To conduct this study, the team developed a SMRT-ChIP method to study DNA modifications at specific histone variant regions. The SMRT Sequencing data demonstrate the presence of N6-mA at nearly 400 sites in the genomic regions studied, a finding that was confirmed with mass spec analysis. The team focused on the H2A.X deposition, which has been associated with cell fate transitions, sequencing the enriched, unamplified DNA from those regions. They also compared SMRT-ChIP results to those from DIP-seq, an orthogonal method, and found strong concordance.

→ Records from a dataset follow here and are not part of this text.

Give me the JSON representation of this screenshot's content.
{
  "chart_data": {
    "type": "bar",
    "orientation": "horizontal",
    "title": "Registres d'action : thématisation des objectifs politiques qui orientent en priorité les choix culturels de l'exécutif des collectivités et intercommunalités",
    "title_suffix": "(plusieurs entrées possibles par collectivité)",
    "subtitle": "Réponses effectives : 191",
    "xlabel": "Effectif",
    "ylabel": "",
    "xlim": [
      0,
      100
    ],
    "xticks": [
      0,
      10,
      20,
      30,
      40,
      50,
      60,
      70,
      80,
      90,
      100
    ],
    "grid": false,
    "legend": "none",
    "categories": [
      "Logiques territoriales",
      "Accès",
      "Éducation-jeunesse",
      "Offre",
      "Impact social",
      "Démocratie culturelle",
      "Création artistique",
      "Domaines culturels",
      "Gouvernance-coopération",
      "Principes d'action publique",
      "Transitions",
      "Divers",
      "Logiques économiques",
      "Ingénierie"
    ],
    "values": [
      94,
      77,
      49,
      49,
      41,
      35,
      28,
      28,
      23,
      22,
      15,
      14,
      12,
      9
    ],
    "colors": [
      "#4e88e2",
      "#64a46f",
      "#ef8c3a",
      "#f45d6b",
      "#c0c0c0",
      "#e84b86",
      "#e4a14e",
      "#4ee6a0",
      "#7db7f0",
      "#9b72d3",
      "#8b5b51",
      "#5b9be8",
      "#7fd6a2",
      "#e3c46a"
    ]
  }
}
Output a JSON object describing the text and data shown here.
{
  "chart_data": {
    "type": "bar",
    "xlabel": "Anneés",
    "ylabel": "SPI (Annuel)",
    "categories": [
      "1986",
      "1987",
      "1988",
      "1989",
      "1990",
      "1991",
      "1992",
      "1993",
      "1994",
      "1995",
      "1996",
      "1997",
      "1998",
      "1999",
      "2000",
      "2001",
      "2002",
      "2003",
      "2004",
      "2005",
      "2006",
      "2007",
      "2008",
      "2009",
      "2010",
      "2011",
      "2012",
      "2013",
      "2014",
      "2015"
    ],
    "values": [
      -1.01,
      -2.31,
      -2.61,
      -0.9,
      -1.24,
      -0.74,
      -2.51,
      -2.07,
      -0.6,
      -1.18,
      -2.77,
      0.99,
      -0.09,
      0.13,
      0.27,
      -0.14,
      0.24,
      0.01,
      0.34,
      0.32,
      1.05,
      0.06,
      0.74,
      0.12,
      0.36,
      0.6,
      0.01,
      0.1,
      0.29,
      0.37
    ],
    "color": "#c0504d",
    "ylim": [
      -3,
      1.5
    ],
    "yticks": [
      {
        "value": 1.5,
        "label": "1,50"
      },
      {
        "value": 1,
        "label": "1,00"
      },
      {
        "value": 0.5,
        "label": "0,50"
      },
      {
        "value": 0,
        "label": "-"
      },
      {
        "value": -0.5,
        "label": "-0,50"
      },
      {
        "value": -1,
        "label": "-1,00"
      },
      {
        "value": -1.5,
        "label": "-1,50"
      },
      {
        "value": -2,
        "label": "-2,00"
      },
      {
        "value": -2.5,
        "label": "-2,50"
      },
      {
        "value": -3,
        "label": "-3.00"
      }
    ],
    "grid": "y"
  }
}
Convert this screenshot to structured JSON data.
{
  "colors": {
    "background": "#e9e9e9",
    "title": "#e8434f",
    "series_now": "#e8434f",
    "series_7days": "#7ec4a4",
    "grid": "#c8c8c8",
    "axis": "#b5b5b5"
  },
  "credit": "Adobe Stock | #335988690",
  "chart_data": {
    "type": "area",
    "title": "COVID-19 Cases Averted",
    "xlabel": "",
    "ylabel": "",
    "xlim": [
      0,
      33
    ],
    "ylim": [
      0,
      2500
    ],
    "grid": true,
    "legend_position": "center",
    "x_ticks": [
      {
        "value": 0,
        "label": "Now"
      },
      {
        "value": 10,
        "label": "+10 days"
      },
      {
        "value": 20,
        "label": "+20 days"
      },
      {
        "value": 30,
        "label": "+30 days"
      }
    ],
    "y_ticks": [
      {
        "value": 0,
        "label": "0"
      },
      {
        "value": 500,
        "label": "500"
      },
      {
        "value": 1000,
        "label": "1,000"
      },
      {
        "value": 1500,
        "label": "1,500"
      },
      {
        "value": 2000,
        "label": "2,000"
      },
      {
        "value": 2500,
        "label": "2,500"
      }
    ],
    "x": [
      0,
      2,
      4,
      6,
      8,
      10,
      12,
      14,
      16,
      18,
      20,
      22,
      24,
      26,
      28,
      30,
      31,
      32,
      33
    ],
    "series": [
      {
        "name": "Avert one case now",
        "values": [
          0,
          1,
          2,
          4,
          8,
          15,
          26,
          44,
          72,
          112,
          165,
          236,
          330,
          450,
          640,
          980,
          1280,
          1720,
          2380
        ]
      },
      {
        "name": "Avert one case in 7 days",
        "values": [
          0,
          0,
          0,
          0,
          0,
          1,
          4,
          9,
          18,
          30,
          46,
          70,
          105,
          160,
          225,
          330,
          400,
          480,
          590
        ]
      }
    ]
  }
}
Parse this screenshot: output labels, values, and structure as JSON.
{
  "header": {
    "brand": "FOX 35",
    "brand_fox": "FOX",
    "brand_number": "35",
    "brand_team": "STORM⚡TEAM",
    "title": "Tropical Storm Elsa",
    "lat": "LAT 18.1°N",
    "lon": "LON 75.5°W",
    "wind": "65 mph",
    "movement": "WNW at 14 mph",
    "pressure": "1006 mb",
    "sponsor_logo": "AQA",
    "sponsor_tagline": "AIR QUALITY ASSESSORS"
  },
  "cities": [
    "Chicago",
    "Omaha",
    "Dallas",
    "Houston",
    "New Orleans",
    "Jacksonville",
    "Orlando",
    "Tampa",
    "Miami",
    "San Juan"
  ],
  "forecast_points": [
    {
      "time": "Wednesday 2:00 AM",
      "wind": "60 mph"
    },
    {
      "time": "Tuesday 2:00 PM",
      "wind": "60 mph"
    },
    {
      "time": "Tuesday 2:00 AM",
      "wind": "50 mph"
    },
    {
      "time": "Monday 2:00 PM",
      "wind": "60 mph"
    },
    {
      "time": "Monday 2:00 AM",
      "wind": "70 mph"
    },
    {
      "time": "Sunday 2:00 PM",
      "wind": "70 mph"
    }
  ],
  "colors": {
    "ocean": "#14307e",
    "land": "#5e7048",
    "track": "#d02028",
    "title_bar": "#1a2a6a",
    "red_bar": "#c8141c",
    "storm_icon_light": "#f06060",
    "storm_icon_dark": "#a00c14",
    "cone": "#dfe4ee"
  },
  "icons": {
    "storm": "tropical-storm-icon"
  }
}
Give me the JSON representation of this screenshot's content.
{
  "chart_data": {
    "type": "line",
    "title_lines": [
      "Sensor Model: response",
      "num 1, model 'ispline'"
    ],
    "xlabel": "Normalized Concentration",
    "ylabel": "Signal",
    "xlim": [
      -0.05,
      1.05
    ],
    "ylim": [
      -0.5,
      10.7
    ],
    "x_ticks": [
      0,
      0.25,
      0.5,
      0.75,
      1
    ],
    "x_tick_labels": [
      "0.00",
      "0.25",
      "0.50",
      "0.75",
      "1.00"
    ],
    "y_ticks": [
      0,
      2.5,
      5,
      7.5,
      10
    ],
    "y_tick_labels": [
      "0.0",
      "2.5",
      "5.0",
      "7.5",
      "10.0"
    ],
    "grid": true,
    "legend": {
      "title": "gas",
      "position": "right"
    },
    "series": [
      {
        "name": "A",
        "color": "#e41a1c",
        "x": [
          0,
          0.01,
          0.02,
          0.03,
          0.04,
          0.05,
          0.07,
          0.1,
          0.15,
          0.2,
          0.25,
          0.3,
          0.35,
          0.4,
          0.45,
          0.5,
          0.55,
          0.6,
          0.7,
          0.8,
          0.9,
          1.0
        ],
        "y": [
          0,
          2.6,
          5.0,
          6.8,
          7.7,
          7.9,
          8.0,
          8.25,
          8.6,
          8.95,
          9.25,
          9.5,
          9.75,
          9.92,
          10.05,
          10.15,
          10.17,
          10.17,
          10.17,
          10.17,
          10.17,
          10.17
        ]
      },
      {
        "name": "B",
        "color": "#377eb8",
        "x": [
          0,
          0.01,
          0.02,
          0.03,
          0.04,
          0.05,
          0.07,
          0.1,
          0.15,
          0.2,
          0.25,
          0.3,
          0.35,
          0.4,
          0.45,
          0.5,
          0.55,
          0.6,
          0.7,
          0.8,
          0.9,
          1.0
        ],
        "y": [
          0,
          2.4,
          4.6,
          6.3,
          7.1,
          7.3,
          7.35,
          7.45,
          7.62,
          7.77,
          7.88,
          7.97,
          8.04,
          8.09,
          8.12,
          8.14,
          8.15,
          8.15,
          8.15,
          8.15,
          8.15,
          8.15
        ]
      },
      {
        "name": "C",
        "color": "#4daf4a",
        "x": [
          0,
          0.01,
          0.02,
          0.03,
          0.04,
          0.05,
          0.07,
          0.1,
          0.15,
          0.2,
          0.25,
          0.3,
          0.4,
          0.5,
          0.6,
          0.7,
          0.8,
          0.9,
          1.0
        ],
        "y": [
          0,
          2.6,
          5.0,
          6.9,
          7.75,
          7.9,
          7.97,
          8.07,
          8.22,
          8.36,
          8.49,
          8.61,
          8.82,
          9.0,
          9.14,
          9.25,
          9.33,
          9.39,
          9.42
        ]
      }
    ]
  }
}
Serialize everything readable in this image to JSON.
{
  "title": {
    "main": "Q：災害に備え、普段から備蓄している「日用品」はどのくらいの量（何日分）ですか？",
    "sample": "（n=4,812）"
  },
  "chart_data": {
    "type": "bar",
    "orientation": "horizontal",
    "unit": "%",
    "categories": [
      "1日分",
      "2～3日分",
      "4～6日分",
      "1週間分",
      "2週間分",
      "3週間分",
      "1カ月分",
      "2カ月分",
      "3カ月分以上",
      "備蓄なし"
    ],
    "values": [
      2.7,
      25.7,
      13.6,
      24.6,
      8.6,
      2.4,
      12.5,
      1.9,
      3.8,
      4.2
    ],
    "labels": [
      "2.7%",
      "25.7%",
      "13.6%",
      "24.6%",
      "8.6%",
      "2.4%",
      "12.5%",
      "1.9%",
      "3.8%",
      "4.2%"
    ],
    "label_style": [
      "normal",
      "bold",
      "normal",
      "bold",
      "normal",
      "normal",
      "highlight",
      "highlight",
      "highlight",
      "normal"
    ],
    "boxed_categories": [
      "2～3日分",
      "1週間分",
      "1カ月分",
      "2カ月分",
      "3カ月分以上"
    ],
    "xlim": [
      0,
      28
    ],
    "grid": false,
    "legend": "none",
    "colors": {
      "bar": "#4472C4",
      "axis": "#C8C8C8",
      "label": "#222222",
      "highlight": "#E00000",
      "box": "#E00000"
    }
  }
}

The scientists identified Alkbh1 as the demethylase that regulates adenine methylation and went on to create cell lines with this gene knocked out, showing that N6-mA levels increased by a significant degree without the demethylase. The team also used Alkbh1 to shed light on how these N6-mA sites function; in the knockout cells, the expression of 550 genes was downregulated compared to the original cell line. That contrasts with other recent discoveries of N6-mA in organisms including C. elegans and D. melanogaster.  “Intriguingly, [those] studies implicated N6-mA in gene activation, instead of repression, as is the case for 5mC repression,” the scientists write.
They also report a strong location bias for the methylated sites, with the greatest enrichment on the X chromosome. “N6-methyladenine deposition is inversely correlated with the evolutionary age of LINE-1 transposons; its deposition is strongly enriched at young (<1.5 million years old) but not old (>6 million years old) L1 elements,” the authors write, noting that young L1s are important in the beginning of embryogenesis. “We favour the view that N6-mA-mediated silencing plays an important role in safeguarding active L1 elements in mammalian genomes. The levels of N6-mA are controlled precisely by Alkbh1 in ES cells such that they favour L1 transcription while preventing it from succumbing to overactivation and genomic instability.”